Mukaddes Kerbelâ Türbeleri hizmetkârları matem alayı Hz. İmam Zeynelabidîn’in (O'na selâm olsun) şahadeti hatırasını andı

Mukaddes Hz. Huseyn (O'na selâm olsun) Türbesi
Hz. İmam Huseyn ve Hz.Ebulfazl Abbas’ın (Onlar’a selâm olsun) Mukaddes Ziyaretgâhlarının hizmetkârları özel matem alayı 8 Kasım 2015 (25 Muharrem 1437) günü öğleden sonra Hz. İmam Seccad’ın (O'na selâm olsun) şahadeti hatırasını andı.

Her yıl geleneksel olarak düzenlenen törende; Mukaddes Hz. Abbas (Allah'ın selâmı üzerine olsun) Türbesinin hizmetkârları Haşimoğullarının Dolunayı Hz.Ebulfazl Abbas’ın (Allah'ın selâmı üzerine olsun) Mukaddes Ziyaretgâhı’ndan Hürlerin Efendisi Hz. İmam Huseyn’in (Allah'ın selâmı üzerine olsun) Mukaddes Ziyaretgâhı’na doğru yürüyor. Yürüyüşleri esnasında Hz. İmam Huseyn’in (Allah'ın selâmı üzerine olsun) şahadetle ölümsüzleşen ruhuna, hizmetkârlarına ve tüm İslam âlemine taziye sloganları okuyan Hz.Ebulfazl Abbas’ın (Allah'ın selâmı üzerine olsun) hizmetkârları; ardından Cennet Gençlerinin Efendisi’nin (Allah'ın selâmı üzerine olsun) Mukaddes Ziyaretgâhı’na giriş yaparak Hz. İmam Huseyn’in (Allah'ın selâmı üzerine olsun) hizmetkârları ile birlikte acı dolu faciayı anmak amacıyla ortak matem meclisi düzenliyor.

Şöyle anlatılmaktadır: Abdulmelik b. Mervan’ın ölümü ve oğlu Velîd’in devletin başına geçmesi ile birlikte kriz yaşanmaya başlanmıştı.Mesûdî onu “Zorba, inatçı ve pek zalim” olarak vasfetmiştir. Ömer b. Abdulaziz bile kendi yöneticiliği döneminde onun hakkında “O yeryüzünü haksızlıkla dolduranlardandır” demişti.
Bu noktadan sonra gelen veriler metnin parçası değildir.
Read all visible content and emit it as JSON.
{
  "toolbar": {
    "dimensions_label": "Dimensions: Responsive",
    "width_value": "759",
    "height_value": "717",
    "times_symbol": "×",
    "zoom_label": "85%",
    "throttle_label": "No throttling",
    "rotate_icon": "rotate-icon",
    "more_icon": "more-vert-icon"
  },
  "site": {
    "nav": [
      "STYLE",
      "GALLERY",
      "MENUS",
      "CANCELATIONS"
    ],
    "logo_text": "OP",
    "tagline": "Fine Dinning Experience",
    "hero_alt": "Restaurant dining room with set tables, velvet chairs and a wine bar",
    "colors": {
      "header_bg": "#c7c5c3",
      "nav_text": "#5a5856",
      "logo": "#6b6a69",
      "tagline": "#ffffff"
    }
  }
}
Bu azgın tağutun döneminde büyük İslam alemi Saîd b. Cubeyr şehîd olmuştur. Emevioğulları canisi Haccac b. Yusuf es-Sakafî’nin eliyle öldürülmüştür.

Hz. İmam Seccad (O'na selâm olsun) İslam ümmetinin saflarında reform adımları atıyor, iyiliği emrediyor ve kötülükten sakındırıyordu. Bu durum da Emevî yönetiminin önderlerinin İslam mesajını tahrif etmelerinin önünü kesiyordu. Ayrıca Velîd Hz. İmam Zeynelabidîn’e (O'na selâm olsun) en çok kin besleyenlerden biriydi. Çünkü Hz. İmam (O'na selâm olsun) varken otoritesinin ve hükümranlığının yerli yerine oturmayacağını görüyordu. Hz. İmam (O'na selâm olsun) halkın nezdinde büyük bir popülariteye sahipti. İnsanlar O’nun ilminden, fıkhından ve ibadetinden söz ederken O’nu övmeden edemiyordu. (O'na selâm olsun) sabrı, güzel sıfatları ve ahlakı dört bir yana nam salmıştı. İnsanların gönlünde büyük bir yere sahipti. Mutlu kimse; O’nu görmekle, O’nunla görüşmekle ve O’nun güzel sözlerini dinlemekle şereflenen kimseydi.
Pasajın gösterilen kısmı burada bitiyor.